No, Shigei had forgotten. I looked at my watch. It was getting late and he was busy. He was a very important man in the New Order.
“But what is this I hear about your child?” he asked.
“Yes. I have a baby.”
“I inquired for Major Boxer as I got off the boat. I am sorry he was wounded. If I had the time … How does it happen that you have had this child? You did not know Boxer in Shanghai, did you?”
“No. The child? I wanted it and he wanted it, so we had it.”
“You are a nicer girl now than before,” said Shigei. “Tell me, can I do anything for you?”
I looked at him curiously, saying, “I’m all right, thanks.”
“Because,” he said, “as it happens, the new Governor is a very old and good friend of mine.”
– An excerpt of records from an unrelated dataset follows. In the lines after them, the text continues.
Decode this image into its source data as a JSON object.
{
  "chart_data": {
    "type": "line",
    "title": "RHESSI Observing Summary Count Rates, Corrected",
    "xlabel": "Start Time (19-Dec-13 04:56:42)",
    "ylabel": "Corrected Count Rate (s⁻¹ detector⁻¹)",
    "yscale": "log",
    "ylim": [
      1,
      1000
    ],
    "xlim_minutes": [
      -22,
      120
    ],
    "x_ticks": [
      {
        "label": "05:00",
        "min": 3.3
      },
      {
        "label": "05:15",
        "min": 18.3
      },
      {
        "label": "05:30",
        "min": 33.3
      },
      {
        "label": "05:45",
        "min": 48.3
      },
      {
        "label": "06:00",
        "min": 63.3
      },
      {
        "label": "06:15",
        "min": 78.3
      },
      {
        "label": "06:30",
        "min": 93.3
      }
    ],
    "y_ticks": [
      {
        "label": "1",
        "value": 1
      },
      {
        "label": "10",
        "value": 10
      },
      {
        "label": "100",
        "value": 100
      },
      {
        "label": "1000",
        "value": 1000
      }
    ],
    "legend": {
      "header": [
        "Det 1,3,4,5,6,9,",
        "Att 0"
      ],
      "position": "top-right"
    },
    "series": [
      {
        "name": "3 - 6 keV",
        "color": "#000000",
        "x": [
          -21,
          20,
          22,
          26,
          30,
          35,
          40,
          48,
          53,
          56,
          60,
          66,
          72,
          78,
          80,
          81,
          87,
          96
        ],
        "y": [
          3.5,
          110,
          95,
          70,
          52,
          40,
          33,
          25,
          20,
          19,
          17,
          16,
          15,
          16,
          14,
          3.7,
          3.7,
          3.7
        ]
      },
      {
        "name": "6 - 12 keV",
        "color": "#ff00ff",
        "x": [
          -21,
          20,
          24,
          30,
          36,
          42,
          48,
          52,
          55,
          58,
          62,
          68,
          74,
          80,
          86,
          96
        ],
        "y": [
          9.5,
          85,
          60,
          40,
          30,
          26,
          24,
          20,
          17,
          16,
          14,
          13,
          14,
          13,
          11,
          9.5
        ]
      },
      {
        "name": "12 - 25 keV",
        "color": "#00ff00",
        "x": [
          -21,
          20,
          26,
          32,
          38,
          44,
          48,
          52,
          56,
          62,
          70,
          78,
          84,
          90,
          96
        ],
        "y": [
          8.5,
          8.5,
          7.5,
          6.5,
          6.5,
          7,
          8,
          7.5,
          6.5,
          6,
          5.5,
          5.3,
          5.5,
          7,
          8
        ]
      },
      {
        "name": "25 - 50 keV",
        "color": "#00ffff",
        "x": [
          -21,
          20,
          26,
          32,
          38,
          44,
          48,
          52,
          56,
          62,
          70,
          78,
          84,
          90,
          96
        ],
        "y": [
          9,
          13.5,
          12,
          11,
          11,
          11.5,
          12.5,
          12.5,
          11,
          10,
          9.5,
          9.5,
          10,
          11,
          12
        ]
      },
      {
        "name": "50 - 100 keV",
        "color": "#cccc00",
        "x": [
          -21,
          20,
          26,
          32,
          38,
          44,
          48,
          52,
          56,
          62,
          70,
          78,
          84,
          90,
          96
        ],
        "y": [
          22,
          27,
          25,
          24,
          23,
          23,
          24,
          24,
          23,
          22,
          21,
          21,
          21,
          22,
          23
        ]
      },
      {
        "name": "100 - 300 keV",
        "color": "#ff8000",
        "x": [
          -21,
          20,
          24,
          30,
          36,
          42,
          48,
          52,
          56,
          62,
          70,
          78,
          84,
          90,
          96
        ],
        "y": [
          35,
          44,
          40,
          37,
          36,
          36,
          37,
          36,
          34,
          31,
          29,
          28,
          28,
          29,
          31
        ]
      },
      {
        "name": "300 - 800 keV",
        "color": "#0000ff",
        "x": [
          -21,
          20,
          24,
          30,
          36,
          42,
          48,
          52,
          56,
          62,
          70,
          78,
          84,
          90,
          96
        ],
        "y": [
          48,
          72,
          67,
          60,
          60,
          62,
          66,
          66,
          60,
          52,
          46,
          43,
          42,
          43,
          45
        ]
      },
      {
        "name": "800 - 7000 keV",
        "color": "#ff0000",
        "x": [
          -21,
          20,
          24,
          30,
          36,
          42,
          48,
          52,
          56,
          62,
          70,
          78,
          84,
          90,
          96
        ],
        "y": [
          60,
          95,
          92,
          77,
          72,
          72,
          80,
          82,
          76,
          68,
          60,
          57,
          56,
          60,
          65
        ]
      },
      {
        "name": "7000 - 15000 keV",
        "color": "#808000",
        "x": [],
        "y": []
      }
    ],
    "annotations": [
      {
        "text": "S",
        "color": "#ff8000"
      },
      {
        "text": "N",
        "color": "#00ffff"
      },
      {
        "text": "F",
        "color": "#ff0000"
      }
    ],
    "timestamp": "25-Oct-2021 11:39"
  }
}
“Just ask Ogura to keep a protective eye on me, then, if you would. It ever I am in danger of being interned, perhaps he would appeal to you.”
“I think you will be all right if, as you say, the gendarmes don’t mind. … But look, Mickey; I shall be in charge of all my offices from now on. I will travel constantly between Tokyo and Singapore; I shall be able to see you. …”
“Traveling will be interesting for you,” I said. “I must go home. It’s dangerous for me to stay downtown after dark.”
He insisted on sending me up the hill in his car, but when we were out of sight of his office I stopped the car and walked home. I didn’t know why myself.
In 1943 Ogura told me that Shigei was dying in Tokyo of some mysterious complaint, that his wife would not permit anyone in to see him, and that the end couldn’t be far off. Whatever he died of, it was not the pangs of conscience.
Chapter 51
Almost the
entire Health Department was still outside of Stanley, in actuality working away under Selwyn’s direction, though the Japanese managed to satisfy their own pride by calling the British “advisers” and keeping a few of their own men in the office for show. Colonel Nguchi, the medical officer who had befriended Selwyn, turned out to be a wonderfully lucky accident for us. It seems that he had been one of a party sent by Tokyo, a few years before the war, to Hong Kong on a polite tour of inspection of British methods of hygiene. At that time he had been so much impressed by Selwyn’s elaborately formal politeness, in comparison with the usual British offhand manners that he as an Oriental had already encountered, that he made a vow to himself. “Here for once is an Englishman of true courtesy,” he said. All his inferiority complex contributed to the pleasure he felt in Selwyn’s attitude. “If ever I have the chance,” he thought, “I will repay him for his politeness.”
It was on his urgent representation to the higher military authorities that Selwyn still retained his position, but that position was always precarious. Selwyn was up against the swollen suspicions of the entire Japanese crowd, the hatred they felt for Englishmen, and the resentment of the gendarmes, who were always jealously watchful of their powers and who felt that Nguchi, a mere medical military man, was trying to put something over on them. The gendarmes were for the most part totally uneducated thugs, whose only aim in life was to get as much for themselves as possible, in the quickest time they could. Nguchi was no Sunday-school teacher, but he did have a vague desire to keep the city healthy. The gendarmes didn’t give a damn about the city’s health. They hated the city, they hated the Chinese, they hated the British, and they were not fond of the Army and the Navy; they were jealous of their power though they themselves were in the saddle. The Army and Navy, they felt, were a constant threat to their authority. Everything was a threat to their authority.